A third-year psychology student at Trinity College, Ms Cogley is from Milltown in south Dublin, and is the daughter of TV3 director of broadcasting Niall Cogley. She is also the grand-daughter of legendary rugby commentator Frank Cogley.
She becomes the fourth person injured in the incident to return home over recent weeks. Seán Fahey, Conor Flynn and Jack Halpin have already made their way back to Ireland, while Hannah Waters, Niall Murray and Aoife Beary remain in Santa Clara.At the end of June, Ms Cogley gave an update on her condition via social media in which she described the chances of ever using her legs again as “bleak”.
“The thing I’m taking from this tragedy is that life is short and I intend to honour those who died by living the happiest and most fulfilling life possible,” read an excerpt from the Facebook post.
At the time, she expected to remain in the US for a further two months but it appears her repatriation was subsequently expedited.

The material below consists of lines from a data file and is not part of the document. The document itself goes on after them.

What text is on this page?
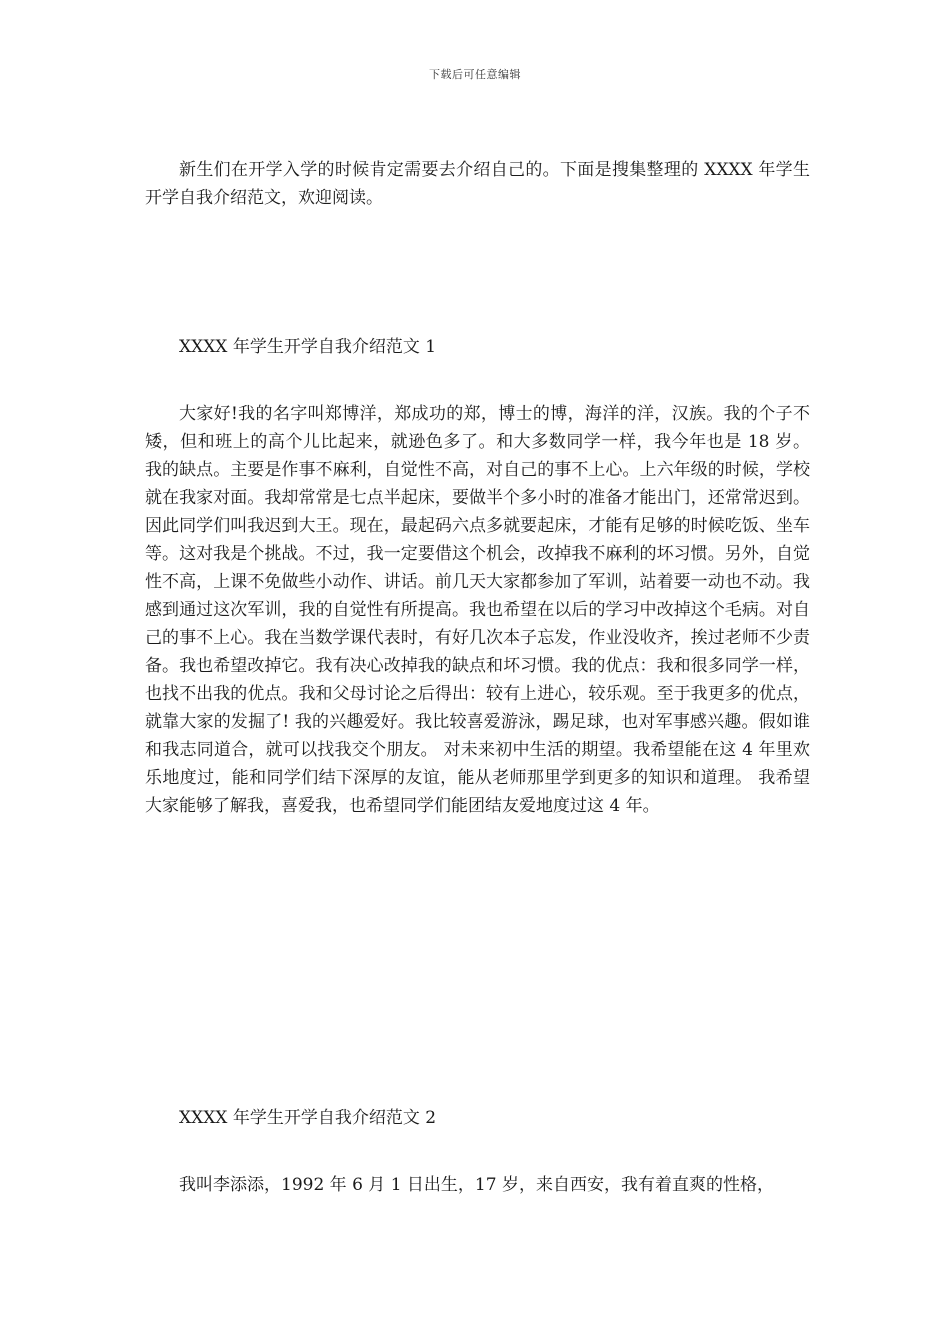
下载后可任意编辑

新生们在开学入学的时候肯定需要去介绍自己的。下面是搜集整理的 XXXX 年学生开学自我介绍范文，欢迎阅读。

XXXX 年学生开学自我介绍范文 1

大家好!我的名字叫郑博洋，郑成功的郑，博士的博，海洋的洋，汉族。我的个子不矮，但和班上的高个儿比起来，就逊色多了。和大多数同学一样，我今年也是 18 岁。 我的缺点。主要是作事不麻利，自觉性不高，对自己的事不上心。上六年级的时候，学校就在我家对面。我却常常是七点半起床，要做半个多小时的准备才能出门，还常常迟到。因此同学们叫我迟到大王。现在，最起码六点多就要起床，才能有足够的时候吃饭、坐车等。这对我是个挑战。不过，我一定要借这个机会，改掉我不麻利的坏习惯。另外，自觉性不高，上课不免做些小动作、讲话。前几天大家都参加了军训，站着要一动也不动。我感到通过这次军训，我的自觉性有所提高。我也希望在以后的学习中改掉这个毛病。对自己的事不上心。我在当数学课代表时，有好几次本子忘发，作业没收齐，挨过老师不少责备。我也希望改掉它。我有决心改掉我的缺点和坏习惯。我的优点：我和很多同学一样，也找不出我的优点。我和父母讨论之后得出：较有上进心，较乐观。至于我更多的优点，就靠大家的发掘了! 我的兴趣爱好。我比较喜爱游泳，踢足球，也对军事感兴趣。假如谁和我志同道合，就可以找我交个朋友。 对未来初中生活的期望。我希望能在这 4 年里欢乐地度过，能和同学们结下深厚的友谊，能从老师那里学到更多的知识和道理。 我希望大家能够了解我，喜爱我，也希望同学们能团结友爱地度过这 4 年。

XXXX 年学生开学自我介绍范文 2

我叫李添添，1992 年 6 月 1 日出生，17 岁，来自西安，我有着直爽的性格，
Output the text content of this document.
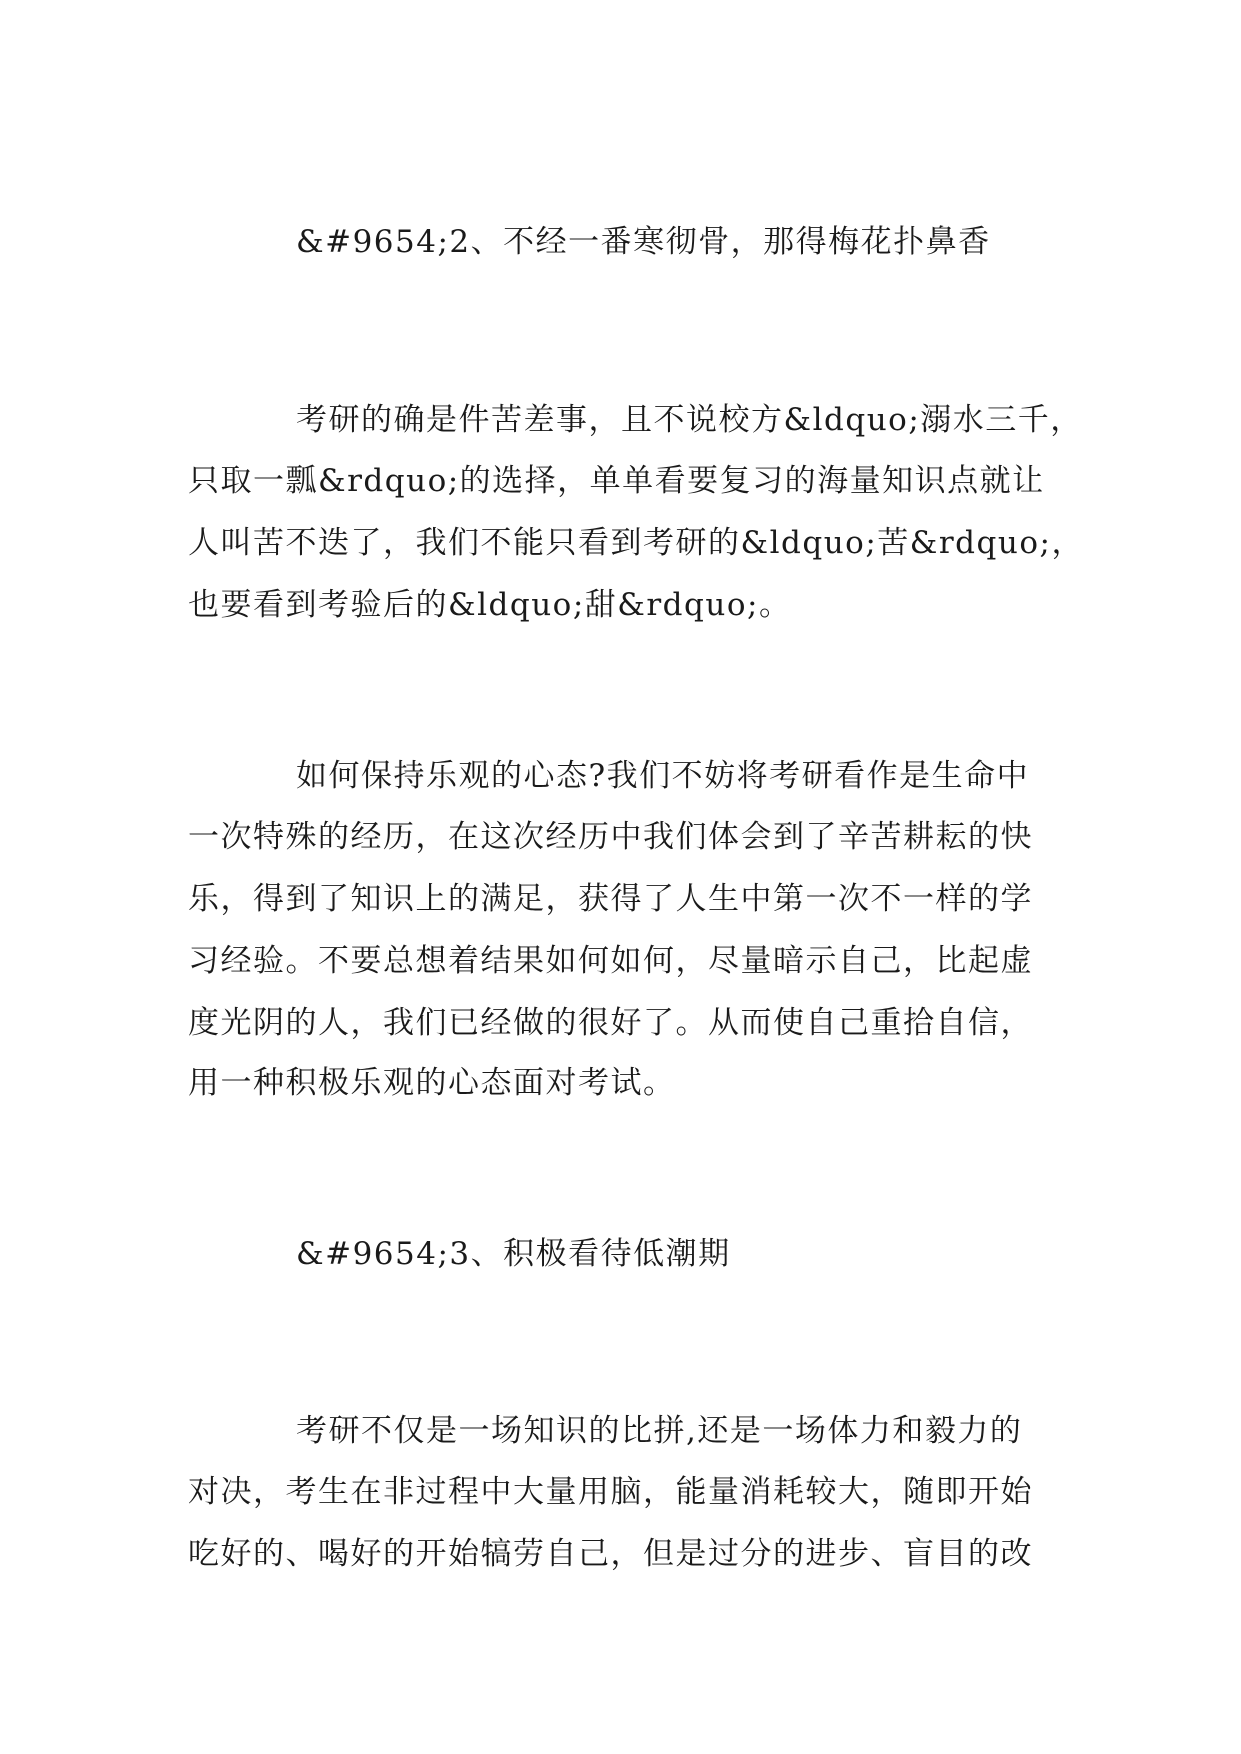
&#9654;2、不经一番寒彻骨，那得梅花扑鼻香
考研的确是件苦差事，且不说校方&ldquo;溺水三千，
只取一瓢&rdquo;的选择，单单看要复习的海量知识点就让
人叫苦不迭了，我们不能只看到考研的&ldquo;苦&rdquo;，
也要看到考验后的&ldquo;甜&rdquo;。
如何保持乐观的心态?我们不妨将考研看作是生命中
一次特殊的经历，在这次经历中我们体会到了辛苦耕耘的快
乐，得到了知识上的满足，获得了人生中第一次不一样的学
习经验。不要总想着结果如何如何，尽量暗示自己，比起虚
度光阴的人，我们已经做的很好了。从而使自己重拾自信，
用一种积极乐观的心态面对考试。
&#9654;3、积极看待低潮期
考研不仅是一场知识的比拼,还是一场体力和毅力的
对决，考生在非过程中大量用脑，能量消耗较大，随即开始
吃好的、喝好的开始犒劳自己，但是过分的进步、盲目的改
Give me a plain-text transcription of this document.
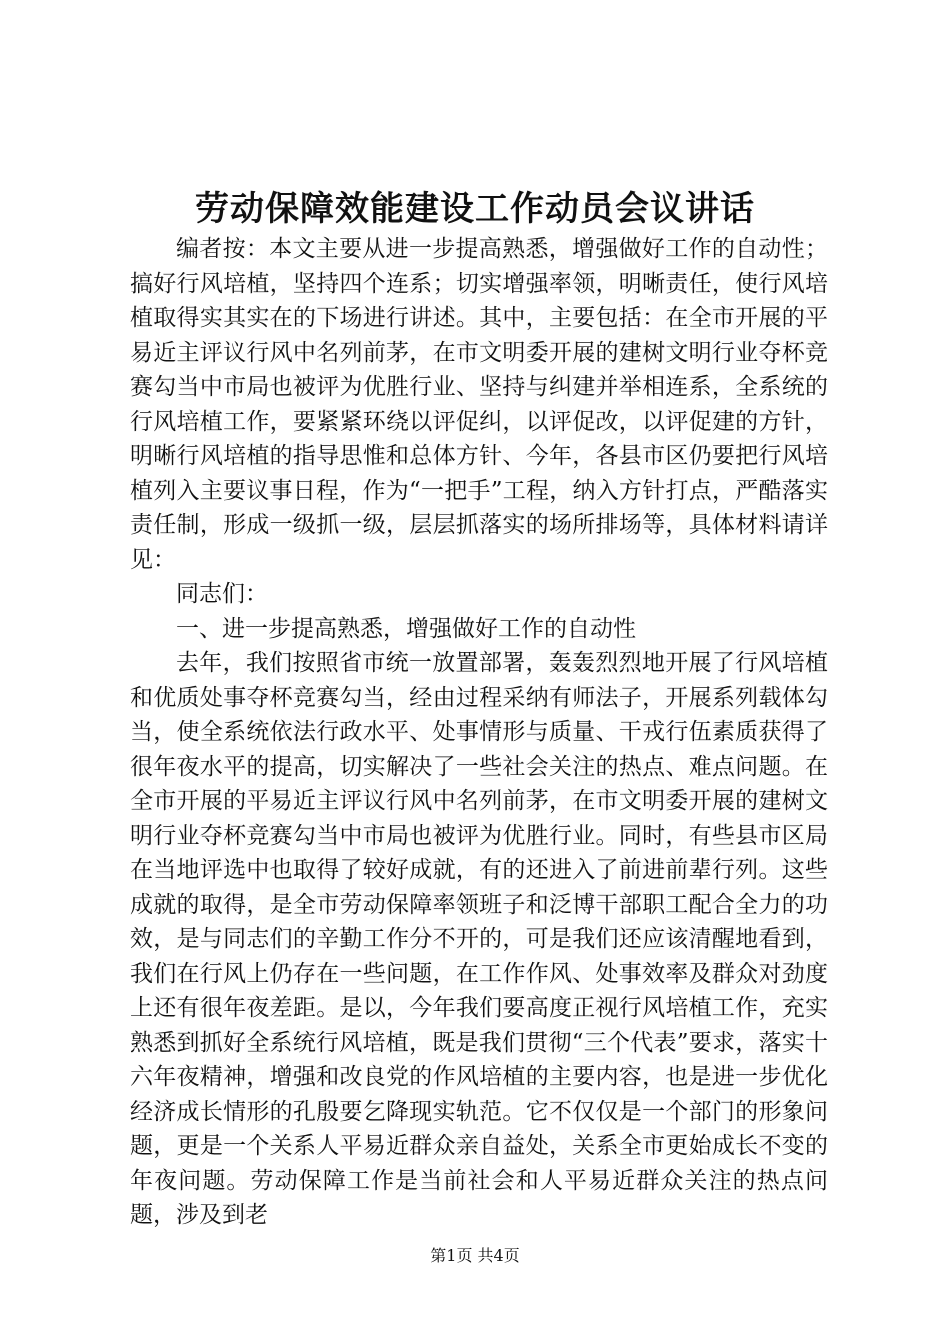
劳动保障效能建设工作动员会议讲话

编者按：本文主要从进一步提高熟悉，增强做好工作的自动性；搞好行风培植，坚持四个连系；切实增强率领，明晰责任，使行风培植取得实其实在的下场进行讲述。其中，主要包括：在全市开展的平易近主评议行风中名列前茅，在市文明委开展的建树文明行业夺杯竞赛勾当中市局也被评为优胜行业、坚持与纠建并举相连系，全系统的行风培植工作，要紧紧环绕以评促纠，以评促改，以评促建的方针，明晰行风培植的指导思惟和总体方针、今年，各县市区仍要把行风培植列入主要议事日程，作为“一把手”工程，纳入方针打点，严酷落实责任制，形成一级抓一级，层层抓落实的场所排场等，具体材料请详见：

同志们：

一、进一步提高熟悉，增强做好工作的自动性

去年，我们按照省市统一放置部署，轰轰烈烈地开展了行风培植和优质处事夺杯竞赛勾当，经由过程采纳有师法子，开展系列载体勾当，使全系统依法行政水平、处事情形与质量、干戎行伍素质获得了很年夜水平的提高，切实解决了一些社会关注的热点、难点问题。在全市开展的平易近主评议行风中名列前茅，在市文明委开展的建树文明行业夺杯竞赛勾当中市局也被评为优胜行业。同时，有些县市区局在当地评选中也取得了较好成就，有的还进入了前进前辈行列。这些成就的取得，是全市劳动保障率领班子和泛博干部职工配合全力的功效，是与同志们的辛勤工作分不开的，可是我们还应该清醒地看到，我们在行风上仍存在一些问题，在工作作风、处事效率及群众对劲度上还有很年夜差距。是以，今年我们要高度正视行风培植工作，充实熟悉到抓好全系统行风培植，既是我们贯彻“三个代表”要求，落实十六年夜精神，增强和改良党的作风培植的主要内容，也是进一步优化经济成长情形的孔殷要乞降现实轨范。它不仅仅是一个部门的形象问题，更是一个关系人平易近群众亲自益处，关系全市更始成长不变的年夜问题。劳动保障工作是当前社会和人平易近群众关注的热点问题，涉及到老

第1页 共4页
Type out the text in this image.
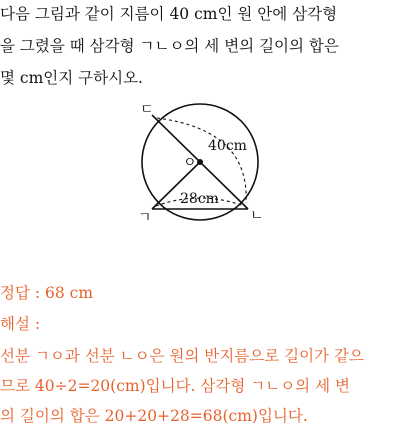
다음 그림과 같이 지름이 40 cm인 원 안에 삼각형
을 그렸을 때 삼각형 ㄱㄴㅇ의 세 변의 길이의 합은
몇 cm인지 구하시오.
ㄷ
ㄱ	ㄴ
ㅇ
40cm
28cm
정답 : 68 cm
해설 :
선분 ㄱㅇ과 선분 ㄴㅇ은 원의 반지름으로 길이가 같으
므로 40÷2=20(cm)입니다. 삼각형 ㄱㄴㅇ의 세 변
의 길이의 합은 20+20+28=68(cm)입니다.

Fundraising events for individual survivors of the balcony collapse have been taking place over the last few weeks, and a concert held in their collective honour managed to raise €30,000 which was earmarked for rehabilitation and transport costs.
A Berkeley Tragedy Fund set up in the wake of events in California has to date raised $281,176 (€253,000), which will be dispersed between all of the 13 families directly affected by the disaster.